One important constraint: the Densing Law was derived from open-source models only. Whether closed-source models follow the same density trajectory remains an open question.
Reading the Exponents
Scaling law papers look intimidating at first encounter — dense with Greek letters, log-log plots, and fit coefficients. But the prerequisites for reading them are narrower than they appear.
What math and machine learning background do you need to understand neural scaling laws?
You need four things, and you can likely skip the rest.
First: logarithmic and power-law functions. Scaling laws are plotted on log-log axes because power laws become straight lines in log space. If you can read a log-log plot and understand that the slope of that line equals the exponent α, you can interpret any scaling curve you encounter.
Second: basic loss-function intuition. Loss is the number a model minimizes during training — typically cross-entropy for language models. You do not need to derive cross-entropy from first principles; you need to understand that lower is better and that the floor (L₀) represents irreducible noise in the data itself.
Third: the concept of compute budgets and the trade-off between model size and data. This is engineering intuition more than formal math — understanding that FLOPs are finite, and every architectural choice is an allocation decision.
Fourth: familiarity with Emergent Abilities and the observation that some capabilities appear only above certain scale thresholds. This is where scaling laws connect to practical ML: the curve predicts average loss, but specific capabilities — reasoning, code generation, few-shot learning — may emerge discontinuously rather than smoothly.
You do not need differential equations, advanced information theory, or deep fluency in optimization algorithms. The foundational scaling law papers are readable with undergraduate-level probability and comfort with exponents.

Where the Power Law Bends
The temptation is to extrapolate — to assume the curve continues forever in the same direction, at the same rate.
It does not.
Predictable linear scaling appears in only 39% of downstream tasks studied; the remaining 61% show irregular behavior — inverse scaling, nonmonotonic patterns, or noise that resists any simple fit (ACL 2025). The power law describes pre-training loss reliably. It describes downstream task performance poorly.

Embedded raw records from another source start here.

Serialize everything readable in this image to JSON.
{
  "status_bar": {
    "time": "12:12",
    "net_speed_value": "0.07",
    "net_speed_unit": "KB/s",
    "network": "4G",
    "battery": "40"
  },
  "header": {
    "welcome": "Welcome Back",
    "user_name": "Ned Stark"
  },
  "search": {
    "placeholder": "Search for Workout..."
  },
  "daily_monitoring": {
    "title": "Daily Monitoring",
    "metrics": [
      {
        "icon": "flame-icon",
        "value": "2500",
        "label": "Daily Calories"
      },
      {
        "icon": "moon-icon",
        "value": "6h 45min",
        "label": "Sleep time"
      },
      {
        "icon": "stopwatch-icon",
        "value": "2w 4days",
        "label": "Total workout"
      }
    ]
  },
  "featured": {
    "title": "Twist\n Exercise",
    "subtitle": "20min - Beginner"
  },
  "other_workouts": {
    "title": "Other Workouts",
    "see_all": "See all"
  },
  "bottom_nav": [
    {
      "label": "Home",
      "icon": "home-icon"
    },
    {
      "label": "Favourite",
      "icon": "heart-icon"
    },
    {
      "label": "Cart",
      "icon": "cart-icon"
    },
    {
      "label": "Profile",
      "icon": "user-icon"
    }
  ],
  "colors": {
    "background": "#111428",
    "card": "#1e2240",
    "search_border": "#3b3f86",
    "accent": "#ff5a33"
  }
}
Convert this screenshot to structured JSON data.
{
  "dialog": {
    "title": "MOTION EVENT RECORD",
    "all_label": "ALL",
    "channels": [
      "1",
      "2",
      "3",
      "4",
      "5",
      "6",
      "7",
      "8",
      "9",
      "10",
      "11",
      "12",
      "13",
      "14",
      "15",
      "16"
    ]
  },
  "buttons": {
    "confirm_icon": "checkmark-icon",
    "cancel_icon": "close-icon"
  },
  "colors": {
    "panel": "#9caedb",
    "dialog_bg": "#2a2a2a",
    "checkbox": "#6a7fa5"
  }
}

If you are training a foundation model and optimizing for perplexity, scaling laws are your most reliable planning tool. If you are evaluating whether that model will perform well on a specific task after Fine Tuning or RLHF, the curve offers limited guidance — you will need empirical evaluation at the target scale.
There is also the question of diminishing returns. Late 2024 reports indicated that pre-training scaling alone was approaching practical ceilings, prompting labs to explore inference-time compute and data quality as complementary strategies. Inference-time scaling — exemplified by models like OpenAI’s o3 — applies dramatically more compute at the point of use: o3 on high settings consumes 172 times more compute than on low settings, processing 57 million tokens per question versus 330 thousand (NVIDIA Blog). Inference demand is projected to exceed training demand by a factor of 118 by 2026.

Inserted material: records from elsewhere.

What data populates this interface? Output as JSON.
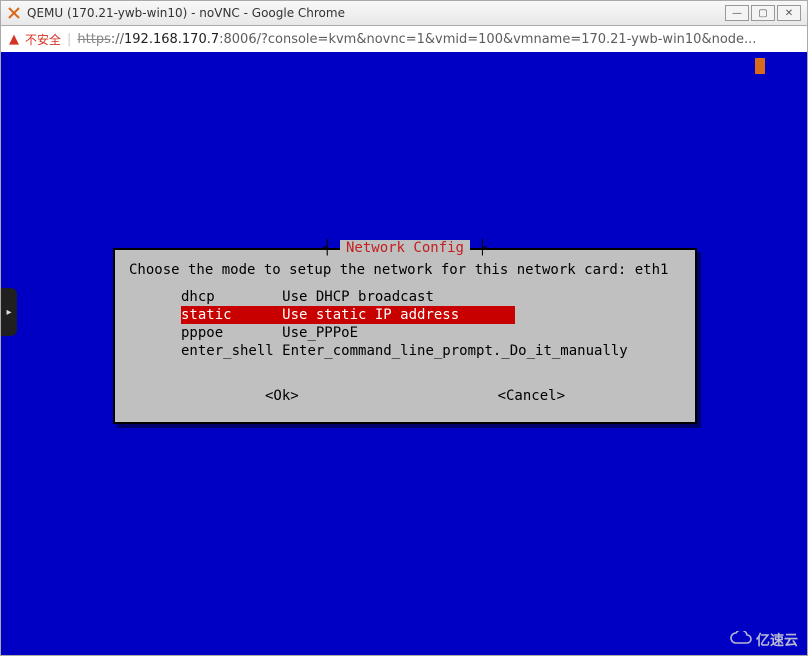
{
  "window": {
    "title": "QEMU (170.21-ywb-win10) - noVNC - Google Chrome"
  },
  "address": {
    "not_secure": "不安全",
    "scheme": "https",
    "sep": "://",
    "host": "192.168.170.7",
    "rest": ":8006/?console=kvm&novnc=1&vmid=100&vmname=170.21-ywb-win10&node...",
    "separator": " | "
  },
  "dialog": {
    "title_left": "┤ ",
    "title": "Network Config",
    "title_right": " ├",
    "prompt": "Choose the mode to setup the network for this network card: eth1",
    "options": [
      {
        "key": "dhcp       ",
        "desc": "Use DHCP broadcast",
        "selected": false
      },
      {
        "key": "static     ",
        "desc": "Use static IP address",
        "selected": true
      },
      {
        "key": "pppoe      ",
        "desc": "Use_PPPoE",
        "selected": false
      },
      {
        "key": "enter_shell",
        "desc": "Enter_command_line_prompt._Do_it_manually",
        "selected": false
      }
    ],
    "ok": "<Ok>",
    "cancel": "<Cancel>"
  },
  "watermark": "亿速云",
  "sidetab_glyph": "▸"
}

When it breaks: Scaling laws predict aggregate loss on the training distribution, not performance on any specific downstream task. A model that follows the predicted loss curve perfectly can still fail on tasks requiring reasoning patterns underrepresented in training data — the curve gives you the average, not the variance.
Rule of thumb: Trust the scaling curve for pre-training budget decisions; verify empirically for any specific downstream capability.
The Data Says
Scaling laws are among the most robust empirical findings in modern machine learning — and among the most frequently over-extrapolated. The power-law relationship between compute, data, parameters, and loss holds across orders of magnitude for pre-training. But downstream, in the tasks that actually matter to practitioners, the majority of scaling behavior is irregular. The curve is real. The extrapolation is a bet.